23 SES 03 A, Policy Reforms and Teacher Professionalism (Part 2)
Paper Session continues from 23 SES 02 A
Drawing from 30 years of educational history in America, this paper presentation examines both sides of the debate as to whether urban teachers need “structure” or “freedom” to be most effective for the students often most in need—urban students. We also make comparisons to trends in other global educational entities.
First, we trace the 30-year development of American educational policy in the area of structuring teaching. Then, we present research from proponents of structuring the work of teaching, who argue that education, and particularly urban education, needs to be standardized and monitored. We then share literature from teacher freedom proponents who argue that educators need to adapt their curriculum and pedagogical approaches based on students’ needs and their own professional judgment.
In a global context, we note a tilt towards structuring the work of teaching, in part due to a misguided deference to American models of education. This has occurred alongside the rapid spread of the concept of “teacher resilience” (see Day & Gu, 2010) which, in some iterations, calls on teachers to develop coping mechanisms to withstand excessively top-down work environments. We conclude by arguing that urban teaching globally needs to be structured to promote freedom, in light of recent developments in the often-ignored fields of neuroscience and neuropsychology.
Additionally, this paper addresses the specific call of Network 23 in how it “highlights the way education policy and politics is shaped by power relations … that play out through social movements and processes of institutional formation” as we ultimately attempt to better “harmonise policies and politics across and beyond the EU.” Further, we nest this policy-political analysis within the larger ECER 2015 conference theme by examining “the very concept of transition” by critically analyzing American policy shifts over the past 30 years, and their relation to European policies.

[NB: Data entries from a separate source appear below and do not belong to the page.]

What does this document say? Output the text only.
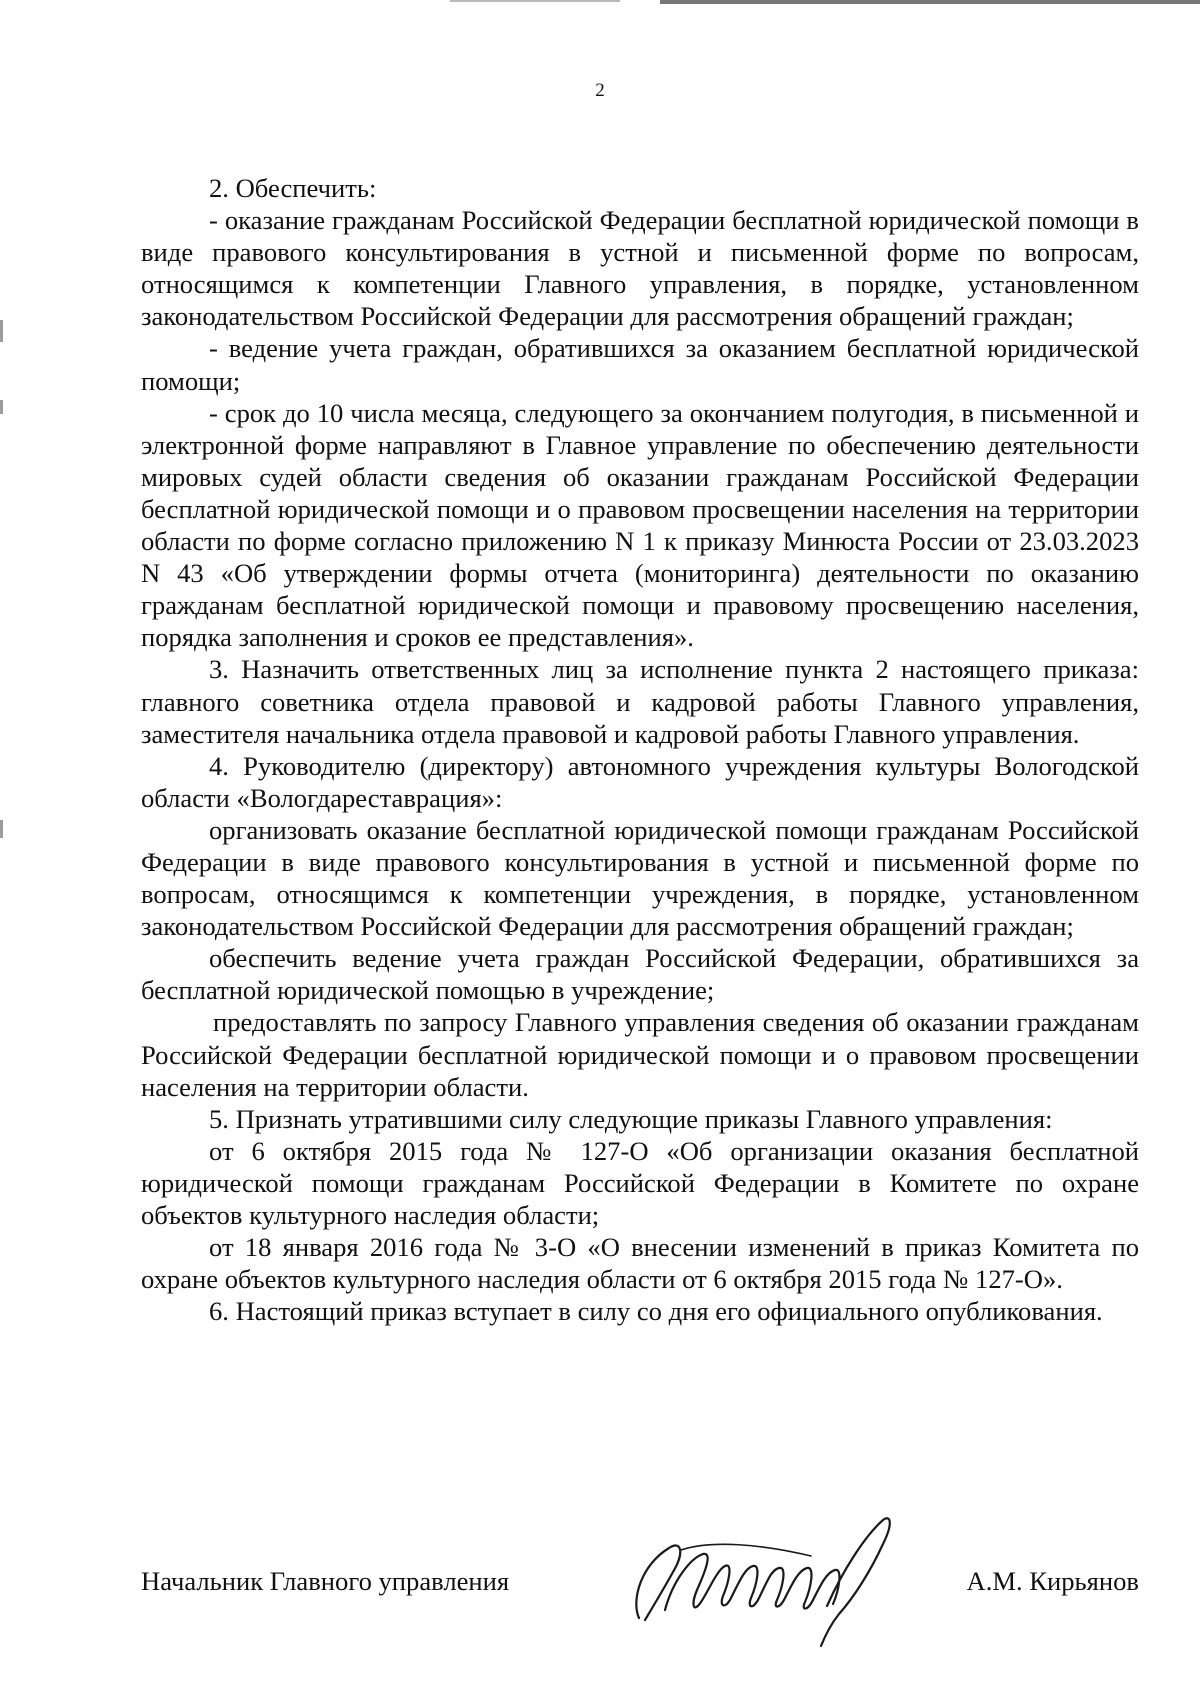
2

2. Обеспечить:

- оказание гражданам Российской Федерации бесплатной юридической помощи в виде правового консультирования в устной и письменной форме по вопросам, относящимся к компетенции Главного управления, в порядке, установленном законодательством Российской Федерации для рассмотрения обращений граждан;

- ведение учета граждан, обратившихся за оказанием бесплатной юридической помощи;

- срок до 10 числа месяца, следующего за окончанием полугодия, в письменной и электронной форме направляют в Главное управление по обеспечению деятельности мировых судей области сведения об оказании гражданам Российской Федерации бесплатной юридической помощи и о правовом просвещении населения на территории области по форме согласно приложению N 1 к приказу Минюста России от 23.03.2023 N 43 «Об утверждении формы отчета (мониторинга) деятельности по оказанию гражданам бесплатной юридической помощи и правовому просвещению населения, порядка заполнения и сроков ее представления».

3. Назначить ответственных лиц за исполнение пункта 2 настоящего приказа: главного советника отдела правовой и кадровой работы Главного управления, заместителя начальника отдела правовой и кадровой работы Главного управления.

4. Руководителю (директору) автономного учреждения культуры Вологодской области «Вологдареставрация»:

организовать оказание бесплатной юридической помощи гражданам Российской Федерации в виде правового консультирования в устной и письменной форме по вопросам, относящимся к компетенции учреждения, в порядке, установленном законодательством Российской Федерации для рассмотрения обращений граждан;

обеспечить ведение учета граждан Российской Федерации, обратившихся за бесплатной юридической помощью в учреждение;

предоставлять по запросу Главного управления сведения об оказании гражданам Российской Федерации бесплатной юридической помощи и о правовом просвещении населения на территории области.

5. Признать утратившими силу следующие приказы Главного управления:

от 6 октября 2015 года № 127-О «Об организации оказания бесплатной юридической помощи гражданам Российской Федерации в Комитете по охране объектов культурного наследия области;

от 18 января 2016 года № 3-О «О внесении изменений в приказ Комитета по охране объектов культурного наследия области от 6 октября 2015 года № 127-О».

6. Настоящий приказ вступает в силу со дня его официального опубликования.

Начальник Главного управления	А.М. Кирьянов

For the purposes of this paper, “structure” is defined as policies and practices that seek to: standardize curriculum, instruction, and assessment; and place strict limits on the latitude teachers have to make independent decisions. “Freedom” is defined as policies and practices that seek to: develop the decision-making capacity of individual and groups of teachers; and encourage teachers, within a broad framework, to adapt and individualize their instruction based on local needs and contextual conditions within urban schools and of the individual urban child.
We conclude by taking the stand that the work of teaching needs to be structured to promote freedom. In doing so, we draw from a framework rooted in relevant literature from the field of neuroscience in relation to the work of teaching. The links between neuroscience and educational policy and practice have been relatively weak (see Hinton, Miyamoto, & Della-Chiesa, 2008) even though recent scientific advances “shed light on causal relationships” in ways that could improve learning processes by highlighting the interactive relationship (p. 87-88).
More globally, the larger profession of teaching has been put at risk by excessively focusing on fostering individual teacher resilience rather than changing systems that require such levels of resilience. A byproduct of this has been a tragic transition to neglecting important developments in brain research and how insights it offers can support teaching and learning (see Jensen, 2005). This neglect of the learning sciences has particularly been the case in complex urban school systems, where curricular and assessment agency is often outsourced to “big data” companies, and policies promote structure so that urban students fare incrementally better on these companies’ tests. These statistical instruments are then used to make intra and inter-national comparisons in a race for economic superiority, while individual actors are often reduced to data points.